Cards not here that I feel are worth mentioning, though, are the final cuts of Traxos, Scourge of Kroog & Souls of the Lost. These guys are absolutely killer at Stationing up a Spacecraft like nobody’s business, and in a strategy with a higher density of those cards, they’d be right at home. This is a gesture back to Felisa, who I might just need to cover someday, because having nearly double the amount of Spacecraft to choose from would allow for the deck’s gimmick to be less all-in. There’s even a world where, if you’re in a more ‘battlecruiser’ meta, appropriate term given Spacecraft, opponents may feel better about themselves being killed by Inklings than a combo. If you don’t think the combo illustrated a few paragraphs ago would sit well with your playgroup, just bury the lede and kill them with ‘mathematically enough but not infinite’ 2/1 Flyers. I’m of the opinion that Noir & Felisa are both perfectly acceptable means to an end, when it comes to the deck concept this article is highlighting.
Sleepers One and All

Spider-Man as a set is likely a net negative on Magic overall, and I want to stress that this comes from a place of deep affection for the game. The amount of chatter I hear from scalpers about the set unknowingly slabbing awful cards, the outrageous prices for sealed product (and modest Prerelease attendances across the US), and crucially, the overall set’s power level. While this isn’t a strong set, not a sin itself, it appears to be largely parasitic in its synergies. Fewer are they, the cards like Spider-Man Noir which awaken or invite an exploration of the game’s mechanical history; a lot of it is just Spiders. Not even especially good Spiders, frankly.
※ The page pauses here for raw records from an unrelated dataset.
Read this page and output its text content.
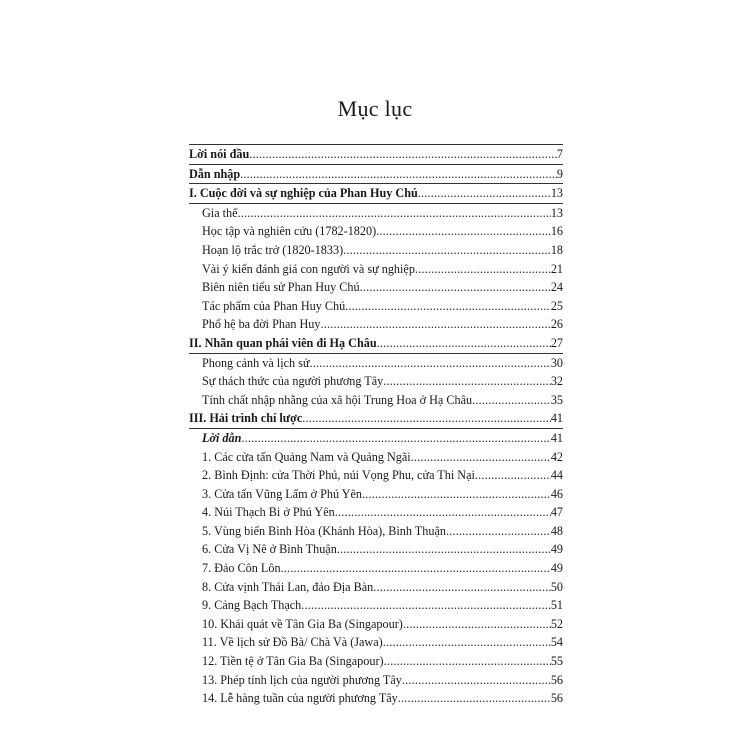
Mục lục
Lời nói đầu .....	7
Dẫn nhập .....	9
I. Cuộc đời và sự nghiệp của Phan Huy Chú .....	13
Gia thế .....	13
Học tập và nghiên cứu (1782-1820) .....	16
Hoạn lộ trắc trở (1820-1833) .....	18
Vài ý kiến đánh giá con người và sự nghiệp .....	21
Biên niên tiểu sử Phan Huy Chú .....	24
Tác phẩm của Phan Huy Chú .....	25
Phổ hệ ba đời Phan Huy .....	26
II. Nhãn quan phái viên đi Hạ Châu .....	27
Phong cảnh và lịch sử .....	30
Sự thách thức của người phương Tây .....	32
Tính chất nhập nhằng của xã hội Trung Hoa ở Hạ Châu .....	35
III. Hải trình chí lược .....	41
Lời dẫn .....	41
1. Các cửa tấn Quảng Nam và Quảng Ngãi .....	42
2. Bình Định: cửa Thời Phú, núi Vọng Phu, cửa Thi Nại .....	44
3. Cửa tấn Vũng Lấm ở Phú Yên .....	46
4. Núi Thạch Bi ở Phú Yên .....	47
5. Vùng biển Bình Hòa (Khánh Hòa), Bình Thuận .....	48
6. Cửa Vị Nê ở Bình Thuận .....	49
7. Đảo Côn Lôn .....	49
8. Cửa vịnh Thái Lan, đảo Địa Bàn .....	50
9. Cảng Bạch Thạch .....	51
10. Khái quát về Tân Gia Ba (Singapour) .....	52
11. Về lịch sử Đồ Bà/ Chà Và (Jawa) .....	54
12. Tiền tệ ở Tân Gia Ba (Singapour) .....	55
13. Phép tính lịch của người phương Tây .....	56
14. Lễ hàng tuần của người phương Tây .....	56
That being said, I’d be lying if I said there’s not been a nagging sensation in the back of my head, that this might sit alongside Aetherdrift as a trove of undiscovered sleeper hits. In my Arachne review, I covered the incredibly favorable interaction between Convoke & Web-Slinging, and the fact nearly all colors received a slew of means to reset Enters abilities suggests there’s likely underused combos waiting to be broken out from the woodwork. In Noir’s case, this is the second card in the Command Zone to care about strict quantity of counters on cards like an animate Calendar, unless you count Maester Seymour…who just might be an interesting Commander, in terms of translating arbitrary counters into stats. Huh. In any case, being able to threaten wins with Calendar through its actual printed condition, through a combo with our Commander, or even through actual combat by way of Luxior is absolutely hilarious, and does a lot to show that a large enough number will always do something silly, no matter how desultory its purpose.